Le jour de l'audition, Hicham Abdel Gawad ne se présente pas, mais, le 6 juillet 2017, son conseil fait parvenir à la direction de l'établissement d'enseignement un courrier présentant ses moyens de défense. Le 8 juillet 2017, cet établissement adresse à la ministre de la Communauté française qui a l'Enseignement dans ses attributions une proposition de licenciement sans préavis pour faute grave, qui est également notifiée à Hicham Abdel Gawad. Le 12 juillet 2017, le Gouvernement de la Communauté française, suivant cette proposition, licencie Hicham Abdel Gawad. Cette décision est notifiée à ce dernier le même jour.
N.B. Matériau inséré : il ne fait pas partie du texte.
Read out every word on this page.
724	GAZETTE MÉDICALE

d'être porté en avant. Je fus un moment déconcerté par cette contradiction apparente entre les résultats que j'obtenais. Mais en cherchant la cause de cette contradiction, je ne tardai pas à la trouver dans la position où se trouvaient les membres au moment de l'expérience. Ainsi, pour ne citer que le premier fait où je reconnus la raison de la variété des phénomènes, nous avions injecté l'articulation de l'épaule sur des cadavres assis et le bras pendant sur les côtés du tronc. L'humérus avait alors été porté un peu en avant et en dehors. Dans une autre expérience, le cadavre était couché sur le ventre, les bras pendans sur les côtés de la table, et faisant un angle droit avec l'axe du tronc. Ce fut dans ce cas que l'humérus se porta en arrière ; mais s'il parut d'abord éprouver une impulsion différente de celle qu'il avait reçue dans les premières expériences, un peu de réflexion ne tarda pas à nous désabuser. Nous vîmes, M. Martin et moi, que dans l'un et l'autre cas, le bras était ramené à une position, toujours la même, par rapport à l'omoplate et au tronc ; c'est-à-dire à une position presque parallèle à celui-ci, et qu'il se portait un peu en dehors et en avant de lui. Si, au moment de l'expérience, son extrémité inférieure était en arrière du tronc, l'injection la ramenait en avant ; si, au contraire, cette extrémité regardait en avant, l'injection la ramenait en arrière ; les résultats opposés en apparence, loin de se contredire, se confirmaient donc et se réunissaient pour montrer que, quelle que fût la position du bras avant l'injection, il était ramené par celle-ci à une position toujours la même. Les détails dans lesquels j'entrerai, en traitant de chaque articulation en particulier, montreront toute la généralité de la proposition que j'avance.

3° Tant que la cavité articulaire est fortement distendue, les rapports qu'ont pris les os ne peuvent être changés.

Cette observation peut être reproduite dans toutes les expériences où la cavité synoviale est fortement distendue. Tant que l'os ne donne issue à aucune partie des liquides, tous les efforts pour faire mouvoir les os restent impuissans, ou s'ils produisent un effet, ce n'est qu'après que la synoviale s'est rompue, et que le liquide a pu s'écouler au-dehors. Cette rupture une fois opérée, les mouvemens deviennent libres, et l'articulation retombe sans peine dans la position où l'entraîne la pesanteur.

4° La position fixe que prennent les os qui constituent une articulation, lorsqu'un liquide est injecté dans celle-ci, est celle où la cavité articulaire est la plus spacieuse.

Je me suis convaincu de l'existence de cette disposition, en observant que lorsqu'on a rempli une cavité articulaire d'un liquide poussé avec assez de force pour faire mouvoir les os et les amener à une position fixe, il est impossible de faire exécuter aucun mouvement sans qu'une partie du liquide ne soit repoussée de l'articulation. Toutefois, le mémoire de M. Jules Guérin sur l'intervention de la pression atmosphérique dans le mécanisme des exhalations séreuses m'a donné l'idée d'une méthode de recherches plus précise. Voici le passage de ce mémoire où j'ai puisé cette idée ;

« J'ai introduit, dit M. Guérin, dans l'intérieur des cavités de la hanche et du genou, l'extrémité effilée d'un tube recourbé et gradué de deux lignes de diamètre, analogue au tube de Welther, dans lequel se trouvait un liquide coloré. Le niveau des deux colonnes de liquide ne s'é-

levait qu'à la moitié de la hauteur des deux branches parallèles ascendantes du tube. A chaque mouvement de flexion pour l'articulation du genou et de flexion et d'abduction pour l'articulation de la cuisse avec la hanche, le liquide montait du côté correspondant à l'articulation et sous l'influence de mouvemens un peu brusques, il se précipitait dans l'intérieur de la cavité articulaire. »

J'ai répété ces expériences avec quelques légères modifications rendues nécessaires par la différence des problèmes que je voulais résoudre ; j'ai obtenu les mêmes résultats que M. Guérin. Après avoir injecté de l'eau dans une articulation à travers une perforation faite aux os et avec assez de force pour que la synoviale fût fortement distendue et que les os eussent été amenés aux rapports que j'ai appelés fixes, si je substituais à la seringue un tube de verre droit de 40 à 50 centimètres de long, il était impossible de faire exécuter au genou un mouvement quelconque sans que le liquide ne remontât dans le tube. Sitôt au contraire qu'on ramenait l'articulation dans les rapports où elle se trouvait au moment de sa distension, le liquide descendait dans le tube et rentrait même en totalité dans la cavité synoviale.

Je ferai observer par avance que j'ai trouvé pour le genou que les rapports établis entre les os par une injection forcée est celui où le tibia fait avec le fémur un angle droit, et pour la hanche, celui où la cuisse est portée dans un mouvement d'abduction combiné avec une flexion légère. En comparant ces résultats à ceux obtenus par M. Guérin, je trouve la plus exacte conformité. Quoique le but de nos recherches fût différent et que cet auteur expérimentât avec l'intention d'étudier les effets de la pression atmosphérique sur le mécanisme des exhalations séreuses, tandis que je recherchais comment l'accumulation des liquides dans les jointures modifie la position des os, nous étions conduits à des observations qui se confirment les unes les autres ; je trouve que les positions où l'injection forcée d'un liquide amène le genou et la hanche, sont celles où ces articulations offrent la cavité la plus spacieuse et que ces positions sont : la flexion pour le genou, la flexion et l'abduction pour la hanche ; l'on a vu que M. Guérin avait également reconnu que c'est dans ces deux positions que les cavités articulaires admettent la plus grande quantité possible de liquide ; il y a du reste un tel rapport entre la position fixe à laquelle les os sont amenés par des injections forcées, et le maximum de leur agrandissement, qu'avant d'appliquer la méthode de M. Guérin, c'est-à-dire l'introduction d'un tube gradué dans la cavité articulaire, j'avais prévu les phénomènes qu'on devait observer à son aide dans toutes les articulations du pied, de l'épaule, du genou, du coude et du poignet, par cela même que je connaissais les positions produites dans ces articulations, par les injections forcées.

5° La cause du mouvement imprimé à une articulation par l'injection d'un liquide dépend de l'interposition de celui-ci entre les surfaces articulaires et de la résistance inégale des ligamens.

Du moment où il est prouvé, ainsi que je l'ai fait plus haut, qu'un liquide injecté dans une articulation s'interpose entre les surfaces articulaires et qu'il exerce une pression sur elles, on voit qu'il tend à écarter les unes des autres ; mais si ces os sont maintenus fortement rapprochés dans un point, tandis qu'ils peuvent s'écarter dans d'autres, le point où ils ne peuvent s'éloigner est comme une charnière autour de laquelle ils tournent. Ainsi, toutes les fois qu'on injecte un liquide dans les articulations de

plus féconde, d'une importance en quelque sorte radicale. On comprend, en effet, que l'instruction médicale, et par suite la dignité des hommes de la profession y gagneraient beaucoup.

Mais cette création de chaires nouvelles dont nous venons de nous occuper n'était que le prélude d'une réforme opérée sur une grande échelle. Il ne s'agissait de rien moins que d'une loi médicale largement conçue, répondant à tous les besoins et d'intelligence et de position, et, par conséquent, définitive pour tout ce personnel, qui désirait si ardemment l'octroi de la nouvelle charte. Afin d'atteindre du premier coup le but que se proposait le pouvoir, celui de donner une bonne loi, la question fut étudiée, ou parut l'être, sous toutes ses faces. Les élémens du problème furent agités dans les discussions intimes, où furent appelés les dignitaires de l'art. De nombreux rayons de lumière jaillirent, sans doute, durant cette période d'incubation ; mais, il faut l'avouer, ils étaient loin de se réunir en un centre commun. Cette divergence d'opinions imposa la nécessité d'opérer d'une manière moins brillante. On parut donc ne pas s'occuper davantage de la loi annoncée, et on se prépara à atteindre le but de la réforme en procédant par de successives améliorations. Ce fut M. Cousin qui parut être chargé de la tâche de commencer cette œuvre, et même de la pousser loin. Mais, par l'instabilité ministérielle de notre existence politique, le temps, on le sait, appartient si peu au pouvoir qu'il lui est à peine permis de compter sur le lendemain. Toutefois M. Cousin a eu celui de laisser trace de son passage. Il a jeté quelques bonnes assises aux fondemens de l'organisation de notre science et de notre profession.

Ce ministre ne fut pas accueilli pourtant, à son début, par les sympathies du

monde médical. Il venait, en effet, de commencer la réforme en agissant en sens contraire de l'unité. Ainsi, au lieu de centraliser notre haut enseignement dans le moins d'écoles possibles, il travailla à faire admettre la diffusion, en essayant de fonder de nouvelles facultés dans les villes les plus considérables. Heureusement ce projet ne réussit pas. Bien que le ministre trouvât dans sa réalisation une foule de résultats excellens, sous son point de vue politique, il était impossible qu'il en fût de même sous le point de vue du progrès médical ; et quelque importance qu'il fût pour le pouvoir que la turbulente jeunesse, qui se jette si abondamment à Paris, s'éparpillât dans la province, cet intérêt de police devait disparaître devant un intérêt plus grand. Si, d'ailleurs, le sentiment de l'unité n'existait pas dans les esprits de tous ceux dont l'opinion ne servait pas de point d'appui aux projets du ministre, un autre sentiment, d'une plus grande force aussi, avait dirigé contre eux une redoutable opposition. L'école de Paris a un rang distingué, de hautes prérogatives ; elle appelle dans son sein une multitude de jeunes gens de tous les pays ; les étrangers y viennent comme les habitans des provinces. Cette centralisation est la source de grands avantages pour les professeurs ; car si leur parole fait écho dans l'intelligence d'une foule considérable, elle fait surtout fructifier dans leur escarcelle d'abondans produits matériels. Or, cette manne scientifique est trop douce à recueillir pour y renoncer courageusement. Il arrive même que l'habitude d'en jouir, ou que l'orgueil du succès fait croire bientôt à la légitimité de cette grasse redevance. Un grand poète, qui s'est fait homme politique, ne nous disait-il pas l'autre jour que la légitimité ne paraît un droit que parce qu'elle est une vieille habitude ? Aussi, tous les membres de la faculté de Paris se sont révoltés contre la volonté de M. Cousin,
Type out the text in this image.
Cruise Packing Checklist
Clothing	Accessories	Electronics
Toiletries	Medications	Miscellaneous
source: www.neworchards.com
Hicham Abdel Gawad introduit, devant le Conseil d'État, qui est le juge a quo, une demande de suspension et un recours en annulation dirigés contre la décision du 12 juillet 2017. Par l'arrêt n° 240.500 du 22 janvier 2018, le juge a quo décrète le désistement de la demande de suspension. Au contentieux de l'annulation, le juge a quo observe que cette décision a été prise sur la base de l'article 19bis de l'arrêté royal du 25 octobre 1971 « fixant le statut des maîtres de religion, des professeurs de religion et des inspecteurs de religion des religions catholique, protestante, israélite, orthodoxe et islamique des établissements d'enseignement de la Communauté française », tel qu'il a été inséré par le décret de la Communauté française du 10 mars 2006 « relatif aux statuts des maîtres de religion et professeurs de religion » et tel qu'il était rédigé avant sa modification par le décret de la Communauté française du 11 juillet 2018 « portant diverses mesures en matière de statut des membres du personnel de l'enseignement ». Or cette disposition ne permet pas au professeur de religion stagiaire de l'enseignement organisé par la Communauté française, licencié pour faute grave, de saisir une chambre de recours pour qu'elle rende un avis au sujet de cette mesure, alors qu'une telle possibilité existe au profit d'autres personnes qui se trouvent dans des situations comparables. En effet, plusieurs dispositions normatives permettent à des membres du personnel de l'enseignement qui ne sont pas nommés à titre définitif de solliciter l'avis d'une chambre de recours en ce qui concerne la mesure de licenciement dont ils font l'objet.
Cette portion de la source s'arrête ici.